Startup quer automatizar o processo e praticamente eliminar empresa-mãe; confira entrevista com o fundador

19/03/2020
Por Henrique Cisman e Daniel Caravetti

Muitas empresas perdem espaço simplesmente porque não conseguem acompanhar o desenvolvimento das concorrentes. Com muito menor frequência, empresas deixam de existir porque foram superadas pelas próprias crias, como espera o empresário Antônio Rezende, fundador e CEO da Eunos Inteligência de Obra. 

Em 2017, ele e o sócio Nelson Linhares criaram a startup Gero Obras, uma spin-off da Eunos. A empresa-mãe é especializada em planejar e gerenciar obras, atuando junto às incorporadoras e construtoras desde a escolha do terreno, estudo de viabilidade do projeto e planejamento executivo da obra até o controle da mesma, definindo previamente custos, prazos e efetivo necessário.

De acordo com Rezende, o projeto Gero Obras busca automatizar grande parte dessa jornada de planejamento e acompanhamento da obra, tornando-se um concorrente de peso para a própria Eunos. “É um spin-off da Eunos, mas foi criado para acabar com ela. No final das contas, é isso, com as devidas ressalvas”.
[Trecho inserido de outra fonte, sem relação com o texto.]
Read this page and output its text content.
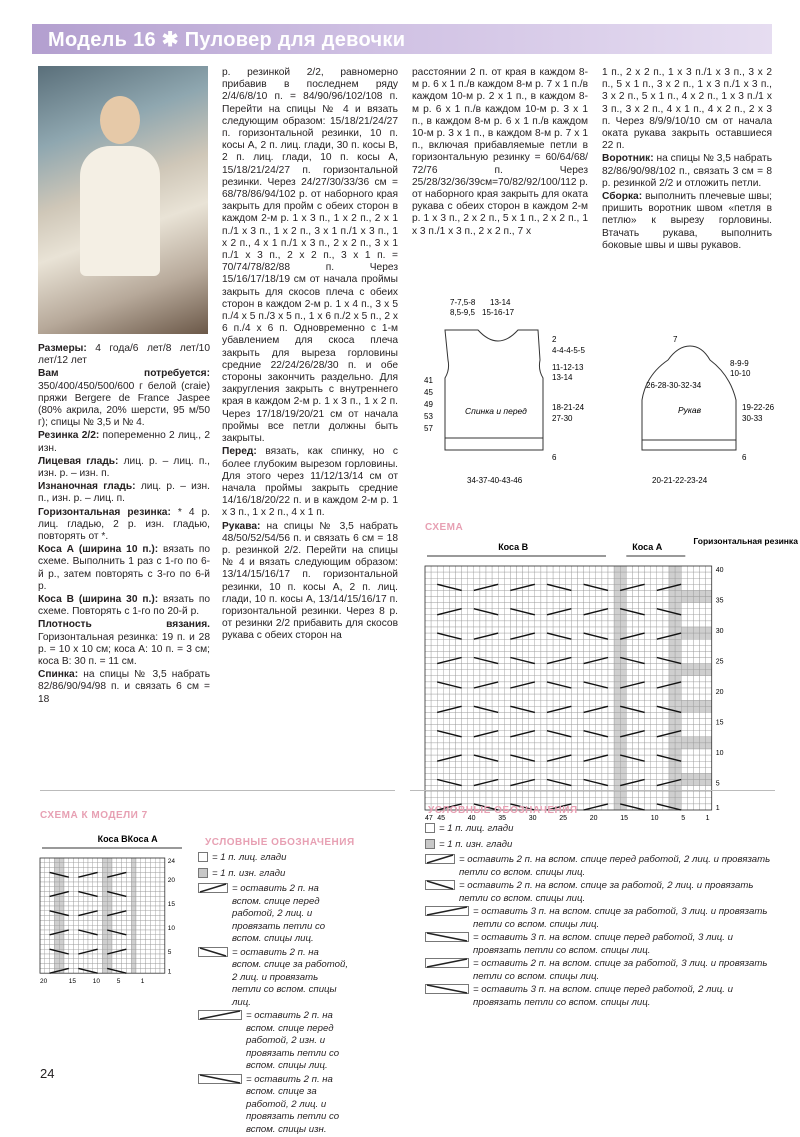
Модель 16 ✱ Пуловер для девочки

Размеры: 4 года/6 лет/8 лет/10 лет/12 лет

Вам потребуется: 350/400/450/500/600 г белой (craie) пряжи Bergere de France Jaspee (80% акрила, 20% шерсти, 95 м/50 г); спицы № 3,5 и № 4.

Резинка 2/2: попеременно 2 лиц., 2 изн.

Лицевая гладь: лиц. р. – лиц. п., изн. р. – изн. п.

Изнаночная гладь: лиц. р. – изн. п., изн. р. – лиц. п.

Горизонтальная резинка: * 4 р. лиц. гладью, 2 р. изн. гладью, повторять от *.

Коса А (ширина 10 п.): вязать по схеме. Выполнить 1 раз с 1-го по 6-й р., затем повторять с 3-го по 6-й р.

Коса В (ширина 30 п.): вязать по схеме. Повторять с 1-го по 20-й р.

Плотность вязания. Горизонтальная резинка: 19 п. и 28 р. = 10 х 10 см; коса А: 10 п. = 3 см; коса В: 30 п. = 11 см.

Спинка: на спицы № 3,5 набрать 82/86/90/94/98 п. и связать 6 см = 18

р. резинкой 2/2, равномерно прибавив в последнем ряду 2/4/6/8/10 п. = 84/90/96/102/108 п. Перейти на спицы № 4 и вязать следующим образом: 15/18/21/24/27 п. горизонтальной резинки, 10 п. косы А, 2 п. лиц. глади, 30 п. косы В, 2 п. лиц. глади, 10 п. косы А, 15/18/21/24/27 п. горизонтальной резинки. Через 24/27/30/33/36 см = 68/78/86/94/102 р. от наборного края закрыть для пройм с обеих сторон в каждом 2-м р. 1 х 3 п., 1 х 2 п., 2 х 1 п./1 х 3 п., 1 х 2 п., 3 х 1 п./1 х 3 п., 1 х 2 п., 4 х 1 п./1 х 3 п., 2 х 2 п., 3 х 1 п./1 х 3 п., 2 х 2 п., 3 х 1 п. = 70/74/78/82/88 п. Через 15/16/17/18/19 см от начала проймы закрыть для скосов плеча с обеих сторон в каждом 2-м р. 1 х 4 п., 3 х 5 п./4 х 5 п./3 х 5 п., 1 х 6 п./2 х 5 п., 2 х 6 п./4 х 6 п. Одновременно с 1-м убавлением для скоса плеча закрыть для выреза горловины средние 22/24/26/28/30 п. и обе стороны закончить раздельно. Для закругления закрыть с внутреннего края в каждом 2-м р. 1 х 3 п., 1 х 2 п. Через 17/18/19/20/21 см от начала проймы все петли должны быть закрыты.

Перед: вязать, как спинку, но с более глубоким вырезом горловины. Для этого через 11/12/13/14 см от начала проймы закрыть средние 14/16/18/20/22 п. и в каждом 2-м р. 1 х 3 п., 1 х 2 п., 4 х 1 п.

Рукава: на спицы № 3,5 набрать 48/50/52/54/56 п. и связать 6 см = 18 р. резинкой 2/2. Перейти на спицы № 4 и вязать следующим образом: 13/14/15/16/17 п. горизонтальной резинки, 10 п. косы А, 2 п. лиц. глади, 10 п. косы А, 13/14/15/16/17 п. горизонтальной резинки. Через 8 р. от резинки 2/2 прибавить для скосов рукава с обеих сторон на

расстоянии 2 п. от края в каждом 8-м р. 6 х 1 п./в каждом 8-м р. 7 х 1 п./в каждом 10-м р. 2 х 1 п., в каждом 8-м р. 6 х 1 п./в каждом 10-м р. 3 х 1 п., в каждом 8-м р. 6 х 1 п./в каждом 10-м р. 3 х 1 п., в каждом 8-м р. 7 х 1 п., включая прибавляемые петли в горизонтальную резинку = 60/64/68/ 72/76 п. Через 25/28/32/36/39см=70/82/92/100/112 р. от наборного края закрыть для оката рукава с обеих сторон в каждом 2-м р. 1 х 3 п., 2 х 2 п., 5 х 1 п., 2 х 2 п., 1 х 3 п./1 х 3 п., 2 х 2 п., 7 х

1 п., 2 х 2 п., 1 х 3 п./1 х 3 п., 3 х 2 п., 5 х 1 п., 3 х 2 п., 1 х 3 п./1 х 3 п., 3 х 2 п., 5 х 1 п., 4 х 2 п., 1 х 3 п./1 х 3 п., 3 х 2 п., 4 х 1 п., 4 х 2 п., 2 х 3 п. Через 8/9/9/10/10 см от начала оката рукава закрыть оставшиеся 22 п.

Воротник: на спицы № 3,5 набрать 82/86/90/98/102 п., связать 3 см = 8 р. резинкой 2/2 и отложить петли.

Сборка: выполнить плечевые швы; пришить воротник швом «петля в петлю» к вырезу горловины. Втачать рукава, выполнить боковые швы и швы рукавов.

7-7,5-8
8,5-9,5
13-14
15-16-17
2
4-4-4-5-5
11-12-13
13-14
18-21-24
27-30
6
41
45
49
53
57
Спинка и перед
34-37-40-43-46
7
8-9-9
10-10
19-22-26
30-33
6
26-28-30-32-34
Рукав
20-21-22-23-24
СХЕМА
Коса В	Коса А
Горизонтальная резинка
40
35
30
25
20
15
10
5
1
47 45	40	35	30	25	20	15	10	5	1
СХЕМА К МОДЕЛИ 7
Коса В Коса А
24
20
15
10
5
1
20	15	10	5	1
УСЛОВНЫЕ ОБОЗНАЧЕНИЯ
= 1 п. лиц. глади
= 1 п. изн. глади
= оставить 2 п. на вспом. спице перед работой, 2 лиц. и провязать петли со вспом. спицы лиц.
= оставить 2 п. на вспом. спице за работой, 2 лиц. и провязать петли со вспом. спицы лиц.
= оставить 2 п. на вспом. спице перед работой, 2 изн. и провязать петли со вспом. спицы лиц.
= оставить 2 п. на вспом. спице за работой, 2 лиц. и провязать петли со вспом. спицы изн.
УСЛОВНЫЕ ОБОЗНАЧЕНИЯ
= 1 п. лиц. глади
= 1 п. изн. глади
= оставить 2 п. на вспом. спице перед работой, 2 лиц. и провязать петли со вспом. спицы лиц.
= оставить 2 п. на вспом. спице за работой, 2 лиц. и провязать петли со вспом. спицы лиц.
= оставить 3 п. на вспом. спице за работой, 3 лиц. и провязать петли со вспом. спицы лиц.
= оставить 3 п. на вспом. спице перед работой, 3 лиц. и провязать петли со вспом. спицы лиц.
= оставить 2 п. на вспом. спице за работой, 3 лиц. и провязать петли со вспом. спицы лиц.
= оставить 3 п. на вспом. спице перед работой, 2 лиц. и провязать петли со вспом. спицы лиц.
24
Para entender exatamente como a ferramenta funciona e a lógica por trás da criatura superar o criador, entrevistamos Antônio Rezende. Confira os principais trechos a seguir.

Smartus: O Gero é a Eunos digital?

Antônio Rezende: Gero é um spin-off da Eunos, mas foi criado para acabar com ela. No final das contas, é isso, com as devidas ressalvas: um projeto customizado, específico para um cliente, não se consegue fazer de maneira 100% digital, a princípio. A questão é que existem quinhentas opções de programas de controle de obras – e conheço algumas excelentes – mas nenhuma faz o planejamento automatizado. 

O Gero é mais que uma ferramenta de orçamento. Ele faz meia dúzia de perguntas e as respostas geram uma rede CPM (Critical Path Method, ou Método do Caminho Crítico) com cinco mil tarefas. Portanto, é um planejador de obras automático. Para qualquer obra de construção civil, o engenheiro responde a algumas perguntas e a ferramenta gera um planejamento executivo da obra, incluindo efetivo médio necessário, custos diretos e indiretos, prazo ideal e desembolsos por mês ou por fases.

Isso necessariamente precisa ocorrer no início do projeto, correto?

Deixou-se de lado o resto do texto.